Equal masses of iron and sulphur are heated together to form FeS. What fraction of the original mass of excess reactant is left unreacted? \((\mathrm{Fe}=56\), \(\mathrm{S}=32\) ) (a) \(0.22\) (b) \(0.43\) (c) \(0.86\) (d) \(0.57\)

The balanced chemical equation for the reaction between iron and sulphur is: \(\mathrm{Fe + S \rightarrow FeS}\)
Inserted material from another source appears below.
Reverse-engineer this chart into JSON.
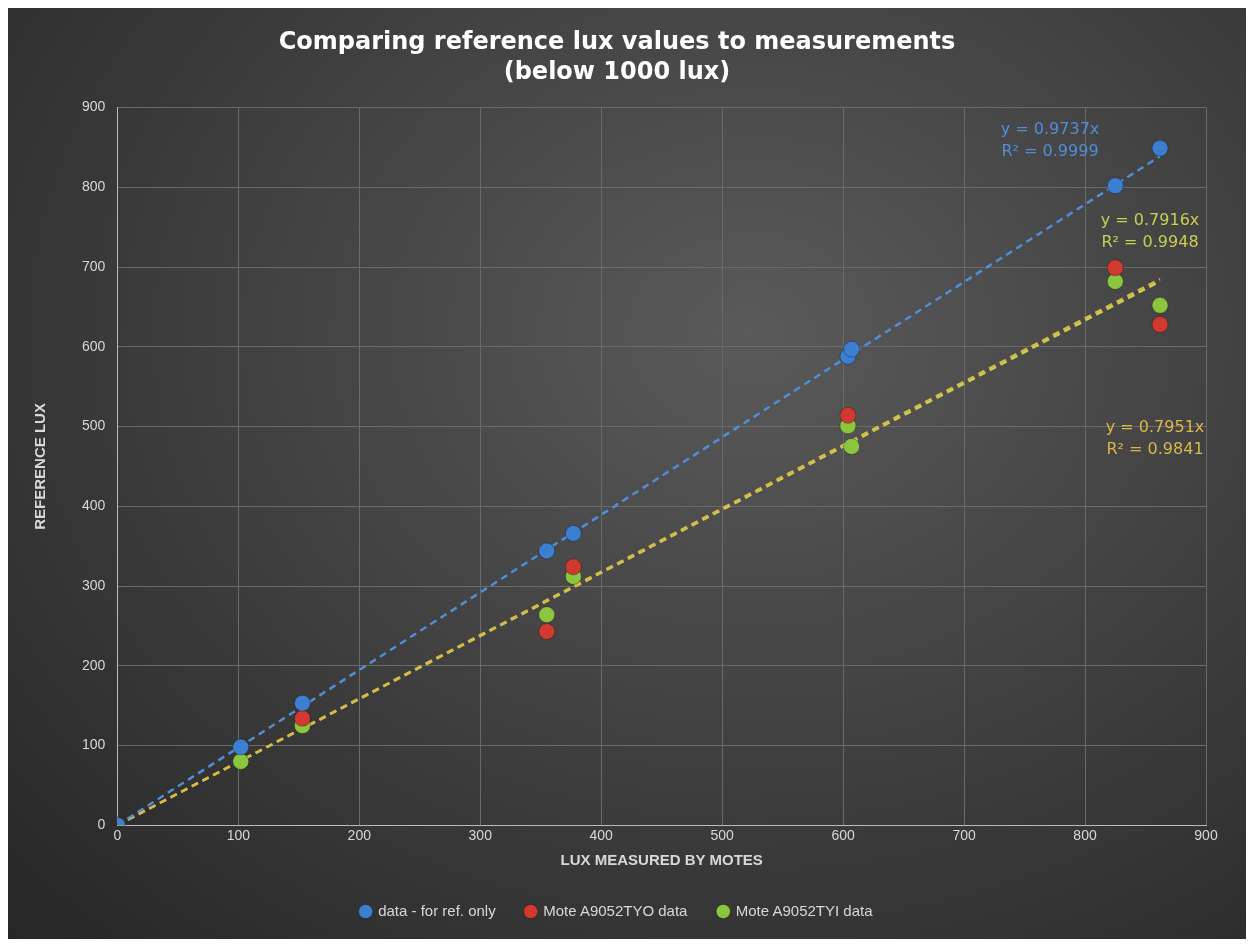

Assume we have M grams of each reactant. To determine the moles, we'll divide the mass by the molar mass of each respective element: Moles of Fe = \(\frac{\text{Mass of Fe}}{\text{Molar mass of Fe}} = \frac{M}{56}\) Moles of S = \(\frac{\text{Mass of S}}{\text{Molar mass of S}} = \frac{M}{32}\)
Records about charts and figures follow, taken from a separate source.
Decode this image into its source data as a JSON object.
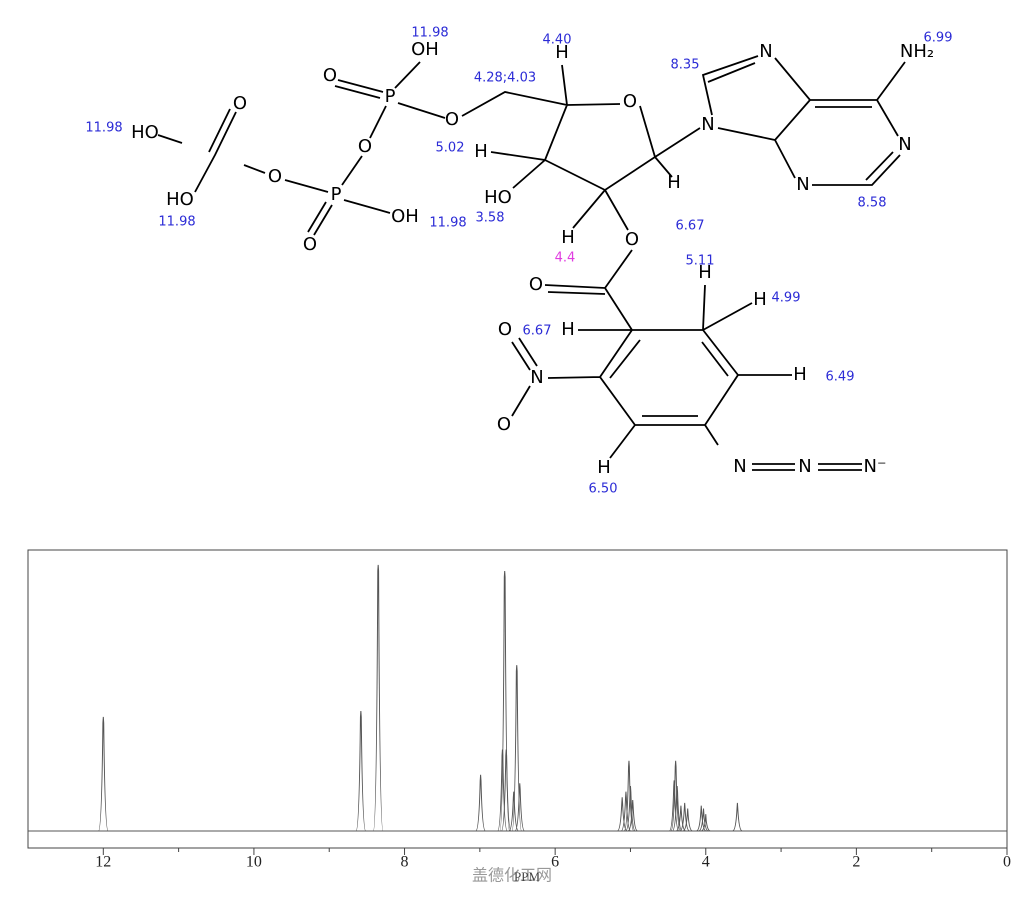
{
  "molecule": {
    "atoms": [
      "OH",
      "O",
      "P",
      "O",
      "O",
      "P",
      "O",
      "OH",
      "O",
      "HO",
      "O",
      "HO",
      "H",
      "O",
      "H",
      "HO",
      "H",
      "H",
      "O",
      "N",
      "N",
      "NH₂",
      "N",
      "N",
      "O",
      "H",
      "H",
      "H",
      "N",
      "O",
      "O",
      "H",
      "H",
      "N",
      "N",
      "N⁻"
    ],
    "shifts": [
      {
        "text": "11.98",
        "color": "#2b2bd6"
      },
      {
        "text": "11.98",
        "color": "#2b2bd6"
      },
      {
        "text": "11.98",
        "color": "#2b2bd6"
      },
      {
        "text": "11.98",
        "color": "#2b2bd6"
      },
      {
        "text": "3.58",
        "color": "#2b2bd6"
      },
      {
        "text": "4.40",
        "color": "#2b2bd6"
      },
      {
        "text": "4.28;4.03",
        "color": "#2b2bd6"
      },
      {
        "text": "5.02",
        "color": "#2b2bd6"
      },
      {
        "text": "6.67",
        "color": "#2b2bd6"
      },
      {
        "text": "4.4",
        "color": "#e03ce0"
      },
      {
        "text": "8.35",
        "color": "#2b2bd6"
      },
      {
        "text": "6.99",
        "color": "#2b2bd6"
      },
      {
        "text": "8.58",
        "color": "#2b2bd6"
      },
      {
        "text": "5.11",
        "color": "#2b2bd6"
      },
      {
        "text": "4.99",
        "color": "#2b2bd6"
      },
      {
        "text": "6.67",
        "color": "#2b2bd6"
      },
      {
        "text": "6.49",
        "color": "#2b2bd6"
      },
      {
        "text": "6.50",
        "color": "#2b2bd6"
      }
    ]
  },
  "chart_data": {
    "type": "spectrum",
    "x": [
      12.0,
      8.58,
      8.35,
      6.99,
      6.7,
      6.67,
      6.65,
      6.55,
      6.51,
      6.47,
      5.11,
      5.06,
      5.02,
      5.0,
      4.97,
      4.42,
      4.4,
      4.38,
      4.33,
      4.28,
      4.24,
      4.06,
      4.03,
      4.0,
      3.58
    ],
    "values": [
      40.6,
      42.7,
      94.7,
      20,
      29,
      92.5,
      29,
      14,
      59,
      17,
      12,
      14,
      25,
      16,
      11,
      18,
      25,
      16,
      9,
      10,
      8,
      9,
      8,
      6,
      10
    ],
    "color": "#555555",
    "xlim": [
      13,
      0
    ],
    "xticks": [
      12,
      10,
      8,
      6,
      4,
      2,
      0
    ],
    "xminorticks": [
      11,
      9,
      7,
      5,
      3,
      1
    ],
    "ylim": [
      0,
      100
    ],
    "xlabel": "PPM"
  },
  "watermark": "盖德化工网"
}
Since the balanced chemical equation tells us that one mole of iron reacts with one mole of sulphur to produce one mole of iron sulfide, we can compare the moles of each reactant to determine which one is the limiting reactant. Moles of Fe: \(\frac{M}{56}\) Moles of S : \(\frac{M}{32}\) Since \(\frac{M}{32}\) > \(\frac{M}{56}\), Fe is the limiting reactant.

Now that we've determined that Fe is the limiting reactant, we can calculate the fraction of excess sulfur left unreacted. First, calculate the mass of sulphur that reacts with iron: Mass of reacted S = Mass of Fe \(*\) \(\frac{\text{Molar mass of S}}{\text{Molar mass of Fe}}\) Mass of reacted S = \(M \cdot \frac{32}{56}\) Then, calculate the mass of unreacted excess sulfur: Mass of unreacted excess S = Original mass of S - Mass of reacted S Mass of unreacted excess S = M - \(M \cdot \frac{32}{56}\) To calculate the fraction of unreacted excess sulfur, divide the mass of unreacted excess sulfur by the original mass of sulfur: Fraction = \(\frac{\text{Mass of unreacted excess S}}{\text{Original mass of S}}\) Fraction = \(\frac{M - M \cdot \frac{32}{56}}{M}\) Fraction = \(\frac{56-32}{56}\) Fraction = \(\frac{24}{56}\) Fraction = \(0.43\) So the fraction of the original mass of excess reactant left unreacted is 0.43, which corresponds to option (b).